Library in Canberra, Australian Capital Territory

Logo for the ACT Heritage Library

The ACT Heritage Library is the state library of the Australian Capital Territory (ACT). It is the heritage section of the ACT Library and Information Services. Antoinette Buchanan has been the Manager of the ACT Heritage Library since 2004.

The ACT Heritage Library collects, manages and provides access to material relevant to the ACT's documentary heritage. It offers assistance in researching matters relating to the ACT, its history and its development.

== Collections ==

The collection of books and journals in the ACT Heritage Library focuses on the works published in the ACT, by ACT residents, or about the ACT. Special collections include the collection and a small magazine collection.

The ACT Heritage Library has a collection of local and regional newspapers in microfilm and print, including newspapers from culturally and linguistically diverse communities and a complete run of Canberra Times from the 1920s.

The ACT Heritage Library holds 4,000 maps and plans of Canberra and the ACT and plans of some public and private buildings.

Sketch map showing proposed federal territory, and capital site at Queanbeyan in Royal Commission on Sites for the Seat of Government of the Commonwealth (Sydney: Government Printer, 1903), ACT Heritage Library

The collection of approximately 200 archives and manuscripts collections in the ACT Heritage Library focuses on local groups and individuals who have made notable contributions to the ACT community. Strengths include early childhood education and performing arts.

The ACT Heritage Library has an extensive ephemera collection of around 300 archive boxes and 2,000 posters, with a particular strength in the performing arts.

===Photographs===

The ACT Heritage Library has three significant collections of images:

- Photographs from the Canberra Times and the Canberra Chronicle from the 1970s to the 1990s;
- Photographs from the Commonwealth Department of Capital Territory from the 1950s through to the early 1980s; and
- The David Coward Photography Collection, a collection of over 300,000 negatives, the work of commercial photographer, David Coward who operated in Canberra, 1958–2003.

Materials from the collections are being digitised and catalogued in the online database, Images ACT, which currently includes over 8,000 digitised photographs of the ACT and region from the ACT Heritage Library. Additional ACT photographs held in national and state institutions, as well those from Images ACT, can be found in the National Library of Australia's digitised collection, Trove.

==Exhibitions==

The ACT Heritage Library regularly presents small exhibitions and display in their reading room, with additional exhibitions held in the Civic Library building.

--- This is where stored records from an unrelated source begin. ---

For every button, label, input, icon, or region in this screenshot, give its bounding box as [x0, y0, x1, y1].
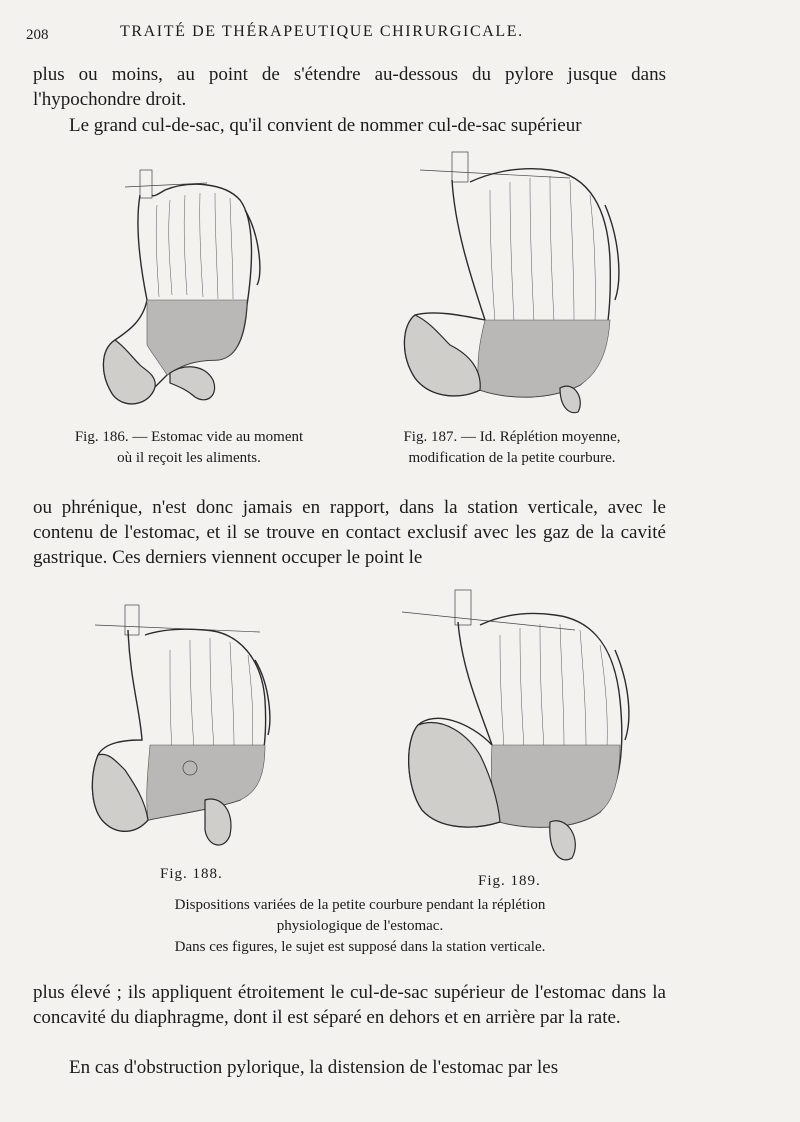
- figure-187-stomach-moderate: [400, 150, 640, 415]
- figure-186-caption-line2: où il reçoit les aliments.: [117, 450, 261, 466]
- figure-187-caption: [362, 427, 662, 469]
- figure-188-label: Fig. 188.: [160, 866, 223, 882]
- figure-187-caption-line2: modification de la petite courbure.: [408, 450, 616, 466]
- figure-186-stomach-empty: [95, 165, 285, 415]
- shared-caption-line1: Dispositions variées de la petite courbure pendant la réplétion: [174, 897, 546, 913]
- paragraph-3: ou phrénique, n'est donc jamais en rapport, dans la station verticale, avec le contenu de l'estomac, et il se trouve en contact exclusif avec les gaz de la cavité gastrique. Ces derniers viennent occuper le point le: [33, 497, 666, 568]
- figure-189-stomach-variant: [400, 590, 640, 865]
- shared-caption: [60, 895, 660, 958]
- figure-186-caption-line1: Fig. 186. — Estomac vide au moment: [74, 429, 304, 445]
- figure-186-caption: [33, 427, 345, 469]
- paragraph-4: plus élevé ; ils appliquent étroitement le cul-de-sac supérieur de l'estomac dans la concavité du diaphragme, dont il est séparé en dehors et en arrière par la rate.: [33, 982, 666, 1028]
- figure-187-caption-line1: Fig. 187. — Id. Réplétion moyenne,: [403, 429, 621, 445]
- shared-caption-line2: physiologique de l'estomac.: [276, 918, 444, 934]
- paragraph-1: plus ou moins, au point de s'étendre au-dessous du pylore jusque dans l'hypochondre droit.: [33, 64, 666, 110]
- shared-caption-line3: Dans ces figures, le sujet est supposé dans la station verticale.: [174, 939, 546, 955]
- page-number: 208: [26, 27, 49, 43]
- figure-188-stomach-variant: [90, 600, 280, 855]
- figure-189-label: Fig. 189.: [478, 873, 541, 889]
- paragraph-2: Le grand cul-de-sac, qu'il convient de nommer cul-de-sac supérieur: [69, 115, 582, 136]
- paragraph-5: En cas d'obstruction pylorique, la distension de l'estomac par les: [69, 1057, 559, 1078]
- running-title: TRAITÉ DE THÉRAPEUTIQUE CHIRURGICALE.: [120, 23, 524, 40]
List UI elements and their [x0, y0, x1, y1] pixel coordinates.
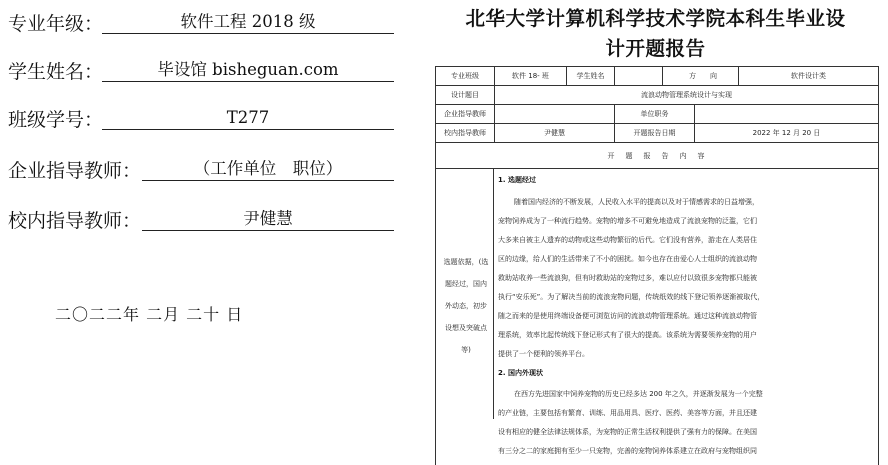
report-title [428, 4, 883, 64]
side-label-line: 等) [461, 346, 471, 354]
enterprise-advisor-label: 企业指导教师 [444, 110, 486, 118]
direction-value: 软件设计类 [738, 67, 878, 85]
enterprise-advisor-value [494, 105, 614, 123]
report-content [436, 169, 878, 455]
field-label: 企业指导教师： [8, 160, 142, 182]
field-label: 班级学号： [8, 109, 104, 131]
body-line: 提供了一个便利的领养平台。 [498, 350, 589, 358]
student-name-label: 学生姓名 [566, 67, 614, 85]
body-line: 执行“安乐死”。为了解决当前的流浪宠物问题，传统纸效的线下登记领养逐渐被取代， [498, 293, 765, 301]
body-line: 区的边缘，给人们的生活带来了不小的困扰。如今也存在由爱心人士组织的流浪动物 [498, 255, 757, 263]
major-class-label: 专业班级 [451, 72, 479, 80]
student-name-value [614, 67, 662, 85]
cover-page [0, 0, 410, 464]
side-label-line: 选题依据，(选 [443, 258, 489, 266]
position-value [694, 105, 878, 123]
body-line: 随之而来的是使用终端设备便可浏览访问的流浪动物管理系统。通过这种流浪动物管 [498, 312, 757, 320]
field-label: 校内指导教师： [8, 210, 142, 232]
report-page [418, 0, 888, 464]
body-line: 设有相应的健全法律法规体系，为宠物的正常生活权利提供了强有力的保障。在美国 [498, 428, 757, 436]
position-label: 单位职务 [614, 105, 694, 123]
report-date-value: 2022 年 12 月 20 日 [694, 124, 878, 142]
body-line: 理系统，效率比起传统线下登记形式有了很大的提高。该系统为需要领养宠物的用户 [498, 331, 757, 339]
body-line: 有三分之二的家庭拥有至少一只宠物，完善的宠物饲养体系建立在政府与宠物组织同 [498, 447, 757, 455]
section-heading: 1. 选题经过 [498, 176, 536, 184]
body-line: 在西方先进国家中饲养宠物的历史已经多达 200 年之久，并逐渐发展为一个完整 [514, 390, 763, 398]
field-label: 学生姓名： [8, 61, 104, 83]
body-line: 随着国内经济的不断发展，人民收入水平的提高以及对于情感需求的日益增强， [514, 198, 759, 206]
table-row [436, 67, 878, 86]
table-row [436, 143, 878, 169]
school-advisor-label: 校内指导教师 [444, 129, 486, 137]
direction-label: 方 向 [689, 72, 717, 80]
field-value: T277 [102, 99, 394, 130]
side-label-line: 题经过，国内 [445, 280, 487, 288]
body-line: 救助站收养一些流浪狗，但有时救助站的宠物过多，难以应付以致很多宠物都只能被 [498, 274, 757, 282]
table-row [436, 124, 878, 143]
field-value: 尹健慧 [142, 200, 394, 231]
field-student-name [8, 50, 339, 84]
field-label: 专业年级： [8, 13, 104, 35]
report-title-line2: 计开题报告 [605, 37, 706, 60]
field-value: 毕设馆 bisheguan.com [102, 51, 394, 82]
field-value: （工作单位 职位） [142, 150, 394, 181]
field-value: 软件工程 2018 级 [102, 3, 394, 34]
side-label-line: 设想及突破点 [445, 324, 487, 332]
body-line: 大多来自被主人遗弃的动物或这些动物繁衍的后代。它们没有营养，游走在人类居住 [498, 236, 757, 244]
table-row [436, 105, 878, 124]
content-header: 开 题 报 告 内 容 [607, 151, 707, 160]
side-label [436, 169, 494, 419]
cover-date: 二〇二二年 二月 二十 日 [55, 305, 244, 324]
school-advisor-value: 尹健慧 [494, 124, 614, 142]
topic-label: 设计题目 [451, 91, 479, 99]
side-label-line: 外动态，初步 [445, 302, 487, 310]
report-table [435, 66, 879, 465]
field-school-advisor [8, 199, 293, 233]
field-class-id [8, 98, 270, 132]
field-enterprise-advisor [8, 149, 343, 183]
body-line: 宠物饲养成为了一种流行趋势。宠物的增多不可避免地造成了流浪宠物的泛滥，它们 [498, 217, 757, 225]
report-title-line1: 北华大学计算机科学技术学院本科生毕业设 [465, 7, 846, 30]
table-row [436, 86, 878, 105]
field-major-grade [8, 2, 316, 36]
section-heading: 2. 国内外现状 [498, 369, 543, 377]
body-line: 的产业链，主要包括有繁育、训练、用品用具、医疗、医药、美容等方面，并且还建 [498, 409, 757, 417]
major-class-value: 软件 18- 班 [494, 67, 566, 85]
topic-value: 流浪动物管理系统设计与实现 [494, 86, 878, 104]
report-date-label: 开题报告日期 [614, 124, 694, 142]
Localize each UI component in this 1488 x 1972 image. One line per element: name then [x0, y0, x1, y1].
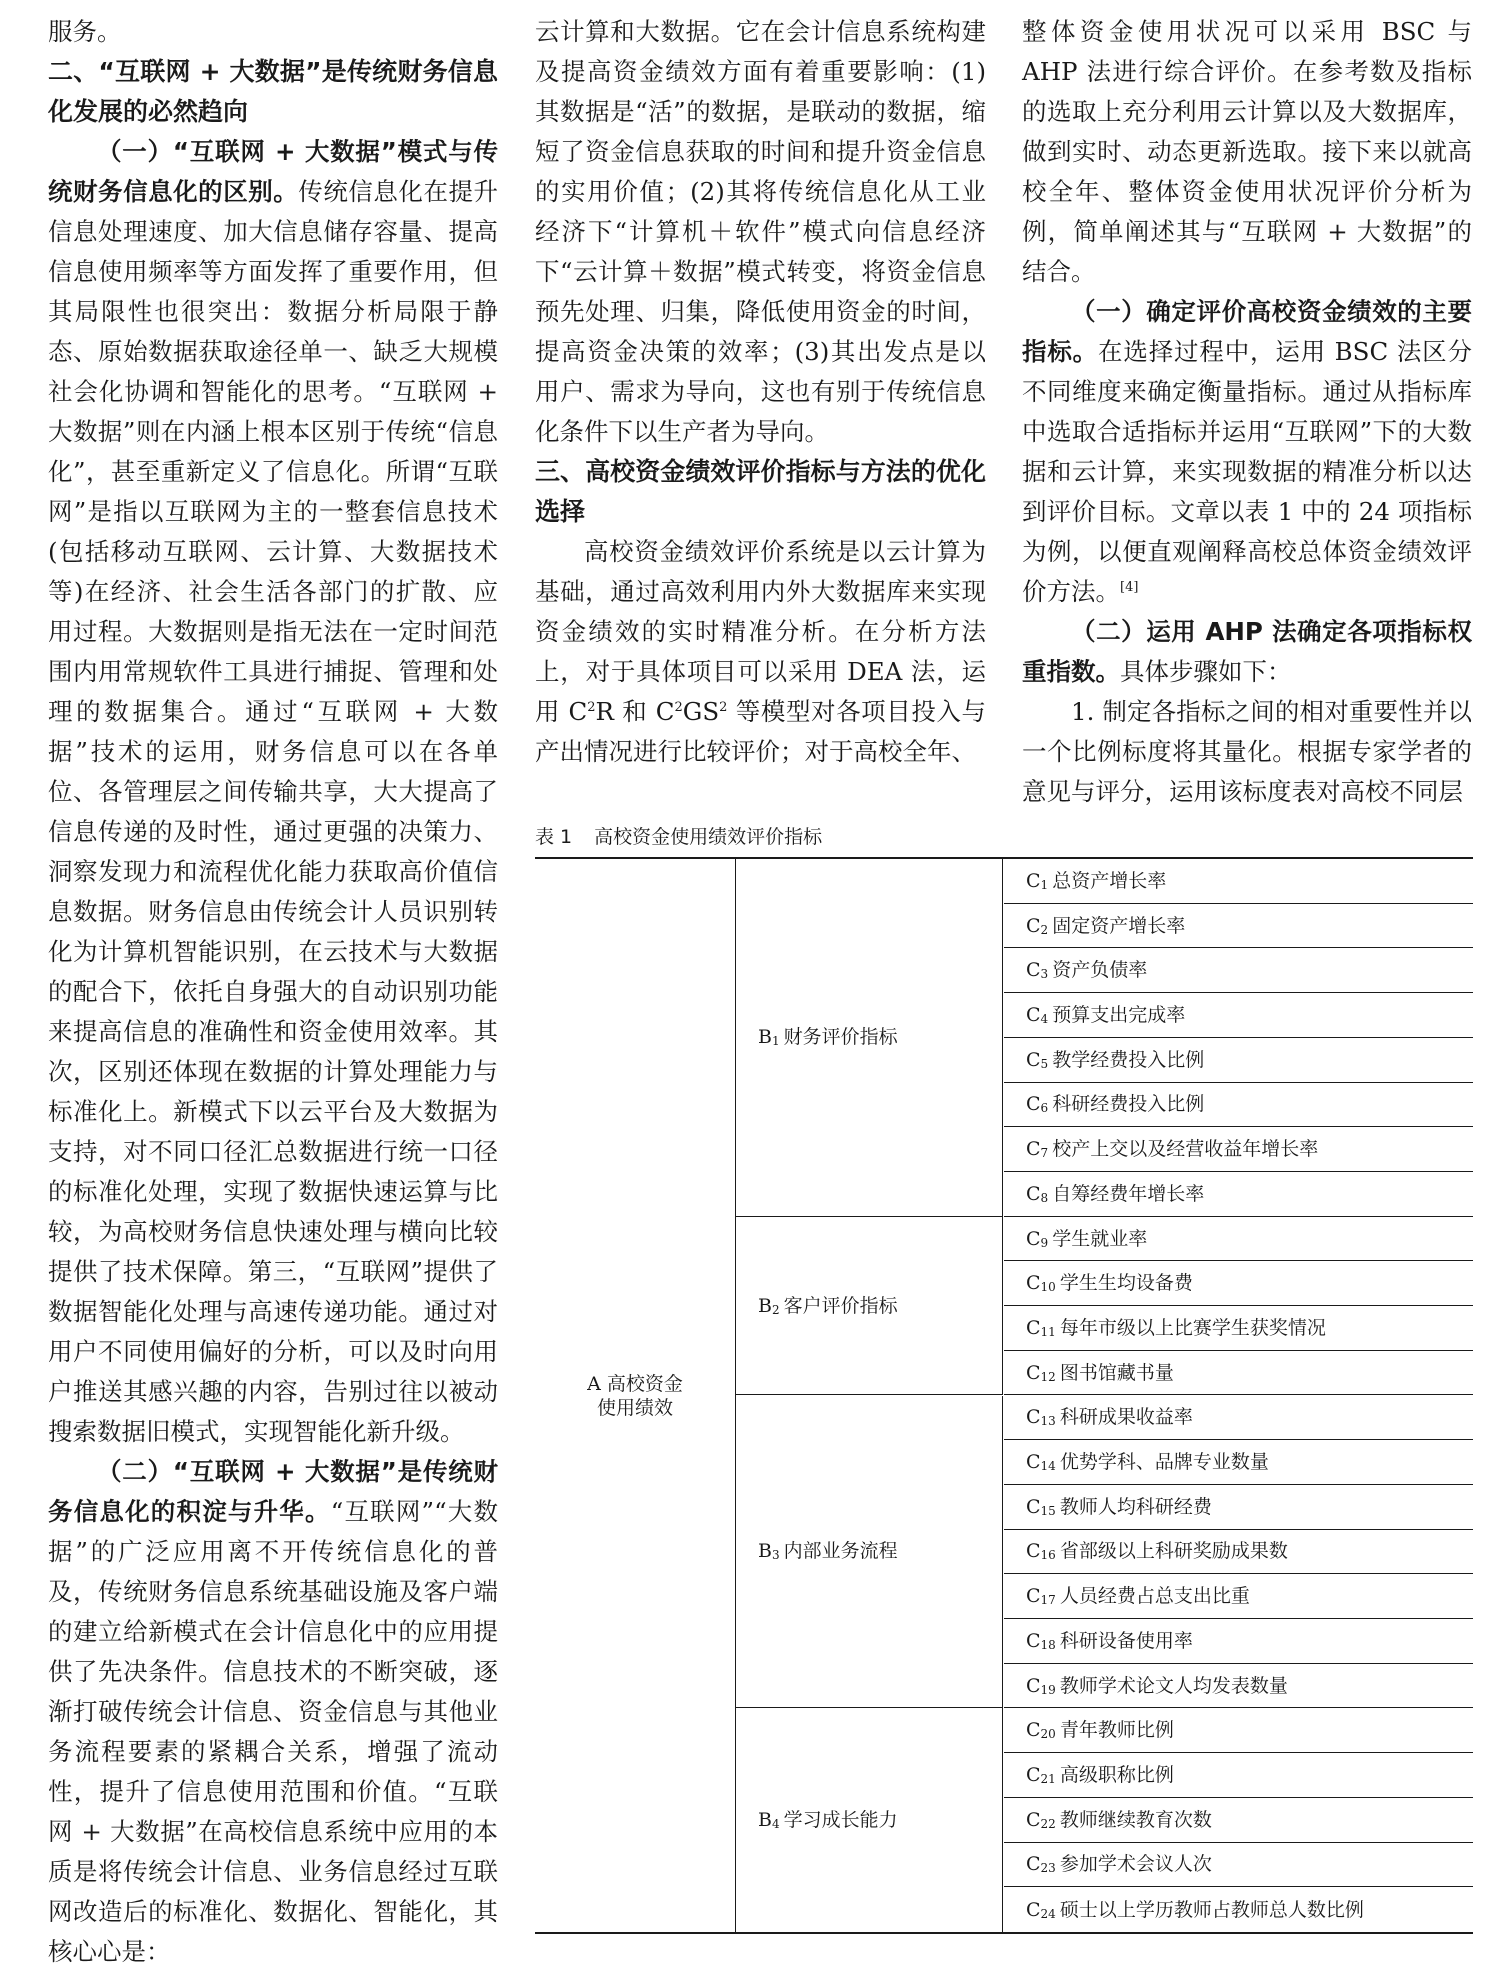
indicator-label: 科研经费投入比例	[1052, 1093, 1205, 1116]
table-row: C $_3$ 资产负债率	[1004, 948, 1473, 993]
indicator-code: C	[1026, 1495, 1041, 1518]
table-row: C $_9$ 学生就业率	[1004, 1217, 1473, 1262]
superscript: 2	[587, 699, 596, 715]
indicator-code: C	[1026, 1540, 1041, 1563]
indicator-code: C	[1026, 1898, 1041, 1921]
section-heading-2: 二、“互联网 + 大数据”是传统财务信息化发展的必然趋向	[48, 57, 498, 126]
indicator-label: 科研设备使用率	[1059, 1629, 1193, 1652]
subsection-heading: （一）“互联网 + 大数据”模式与传统财务信息化的区别。	[48, 137, 498, 206]
indicator-code: C	[1026, 1451, 1041, 1474]
table-group-cell: B $_1$ 财务评价指标	[736, 859, 1003, 1217]
column-middle	[535, 12, 986, 802]
indicator-code: C	[1026, 1093, 1041, 1116]
group-label: 客户评价指标	[783, 1294, 898, 1317]
indicator-code: C	[1026, 1138, 1041, 1161]
indicator-code: C	[1026, 1406, 1041, 1429]
superscript: 2	[674, 699, 683, 715]
table-row: C $_{23}$ 参加学术会议人次	[1004, 1843, 1473, 1888]
paragraph-text: “互联网”“大数据”的广泛应用离不开传统信息化的普及，传统财务信息系统基础设施及客户端的建立给新模式在会计信息化中的应用提供了先决条件。信息技术的不断突破，逐渐打破传统会计信息、资金信息与其他业务流程要素的紧耦合关系，增强了流动性，提升了信息使用范围和价值。“互联网 + 大数据”在高校信息系统中应用的本质是将传统会计信息、业务信息经过互联网改造后的标准化、数据化、智能化，其核心心是：	[48, 1497, 499, 1966]
indicator-label: 预算支出完成率	[1052, 1003, 1186, 1026]
indicator-label: 高级职称比例	[1059, 1764, 1174, 1786]
indicator-code: C	[1026, 1182, 1041, 1205]
indicator-label: 科研成果收益率	[1059, 1406, 1193, 1429]
indicator-code: C	[1026, 1629, 1041, 1652]
table-row: C $_{21}$ 高级职称比例	[1004, 1753, 1473, 1798]
column-right	[1022, 12, 1473, 806]
table-group-cell: B $_3$ 内部业务流程	[736, 1396, 1003, 1709]
paragraph: 服务。	[48, 17, 122, 46]
table-row: C $_{18}$ 科研设备使用率	[1004, 1619, 1473, 1664]
indicator-label: 总资产增长率	[1052, 869, 1167, 892]
indicator-code: C	[1026, 1227, 1041, 1250]
paragraph-text: 等模型对各项目投入与产出情况进行比较评价；对于高校全年、	[535, 697, 986, 766]
paragraph	[1022, 612, 1472, 692]
indicator-code: C	[1026, 959, 1041, 982]
paragraph-text: 在选择过程中，运用 BSC 法区分不同维度来确定衡量指标。通过从指标库中选取合适指标并运用“互联网”下的大数据和云计算，来实现数据的精准分析以达到评价目标。文章以表 1 中的 24 项指标为例，以便直观阐释高校总体资金绩效评价方法。	[1022, 337, 1473, 606]
table-caption	[535, 822, 844, 849]
table-row: C $_5$ 教学经费投入比例	[1004, 1038, 1473, 1083]
table-row: C $_{16}$ 省部级以上科研奖励成果数	[1004, 1530, 1473, 1575]
indicator-code: C	[1026, 914, 1041, 937]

Some items from the ACT Heritage Library were featured in the touring exhibition National Treasures from Australia's Great Libraries, which toured every Australian state capital from 3 December 2005 to late 2007.

Reflections of Canberra is an online exhibition, sampling the collection of the ACT Heritage Library and reflecting the changing landscape lifestyles of the Canberra region and its community.

== Collaborative services and projects ==

The National Library of Australia and the ACT Heritage Library work cooperatively to ensure the preservation of newspaper titles published in the ACT under the Australian Newspaper Plan.

The ACT Heritage Library contributes its digitised images from Images ACT to Trove.